يَا رَسُولَ اللَّهِ إِنَّ أُمِّي تُوُفِّيَتْ وَأَنَا غَائِبٌ عَنْهَا، أَيَنْفَعُهَا شَيْءٌ إِنْ تَصَدَّقْتُ بِهِ عَنْهَا؟ قَالَ:نَعَمْ

قَالَ: فَإِنِّي أُشْهِدُكَ أَنَّ حَائِطِيَ المِخْرَافَ صَدَقَةٌ عَلَيْهَا

Artinya: “ Wahai Rasulullah, ibuku meninggal dan ketika itu aku tidak hadir. Apakah dia mendapat pahala jika aku bersedekah atas nama beliau ? ” Nabi menjawab : Ya.

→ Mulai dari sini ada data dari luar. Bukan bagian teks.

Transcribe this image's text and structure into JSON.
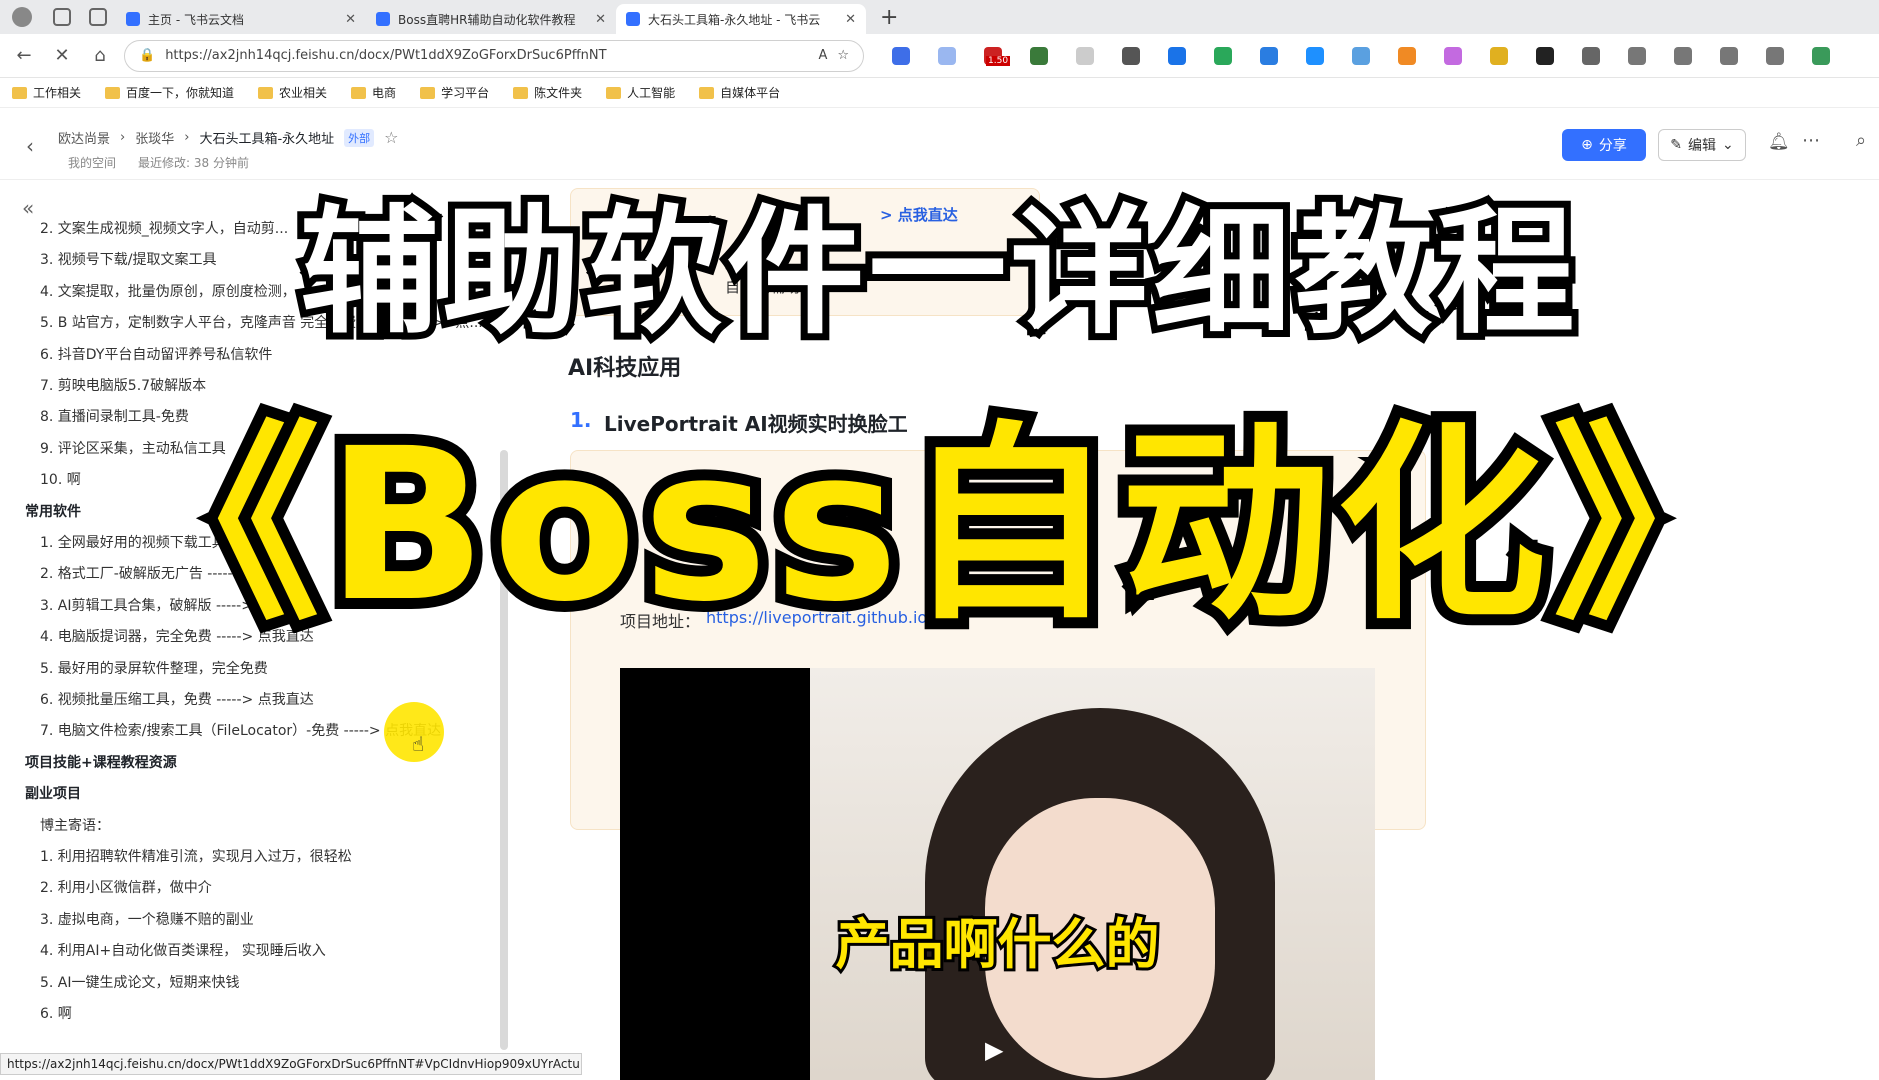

Lalu Sa’d berkata: sesungguhnya aku mempersaksikan kepadamu wahai Rasulullah bahwasannya kebunku yang sedang berbuah ku sedekahkan kepadanya (ibuku)”(HR. Bukhari 2756)

Imam Nawawidalam Al Minhaj Syah Shahih Muslim menjelaskan hadits diatas sebagai berikut:

وَفِي هَذَا الْحَدِيث جَوَاز الصَّدَقَة عَنْ الْمَيِّت وَاسْتِحْبَابهَا ، وَأَنَّ ثَوَابهَا يَصِلهُ وَيَنْفَعهُ ، وَيَنْفَع الْمُتَصَدِّق أَيْضًا ، وَهَذَا كُلّه أَجْمَعَ عَلَيْهِ الْمُسْلِمُونَ 

Artinya: “Dalam hadits ini menunjukkan bolehnya bersedekah untuk mayit dan itu disunahkan melakukannya, dan sesungguhnya pahala sedekah itu sampai kepadanya dan bermanfaat baginya, dan juga bermanfaat buat yang bersedekah. Dan, semua ini adalah ijma’ (kesepakatan) semua kaum muslimin.”

Menguatkan hadits di atas berikut sabda Nabi yang lain:

عَنْ أَبِي هُرَيْرَةَ، أَنَّ رَسُولَ اللهِ صَلَّى اللهُ عَلَيْهِ وَسَلَّمَ، قَالَ: ” إِذَا مَاتَ الْإِنْسَانُ انْقَطَعَ عَنْهُ عَمَلُهُ إِلَّا مِنْ ثَلَاثَةٍ: إِلَّا مِنْ صَدَقَةٍ جَارِيَةٍ، أَوْ عِلْمٍ يُنْتَفَعُ بِهِ، أَوْ وَلَدٍ صَالِحٍ يَدْعُو لَهُ

Artinya: dari Abi Hurairah ra, bahwasannya Rasulullah saw bersabda: “Apabila seorang manusia telah meninggal dunia, maka terputuslah amal perbuatannya kecuali tiga hal; sedekah jariyah, illmu yang bermanfaat, anak shalih yang mendo’akannya.”

Berdasarkan hadis di atas, para ulama ahlussunnah wa al-jama’ah berpandangan bahwa pahala dari sedekah, infaq, bacaan al-Qur’an, dzikir, serta amal-amal saleh lain yang disampaikan oleh orang yang masih hidup dan ditujukan untuk saudara sesama muslim yang telah meninggal, pahalanya akan sampai kepadanya.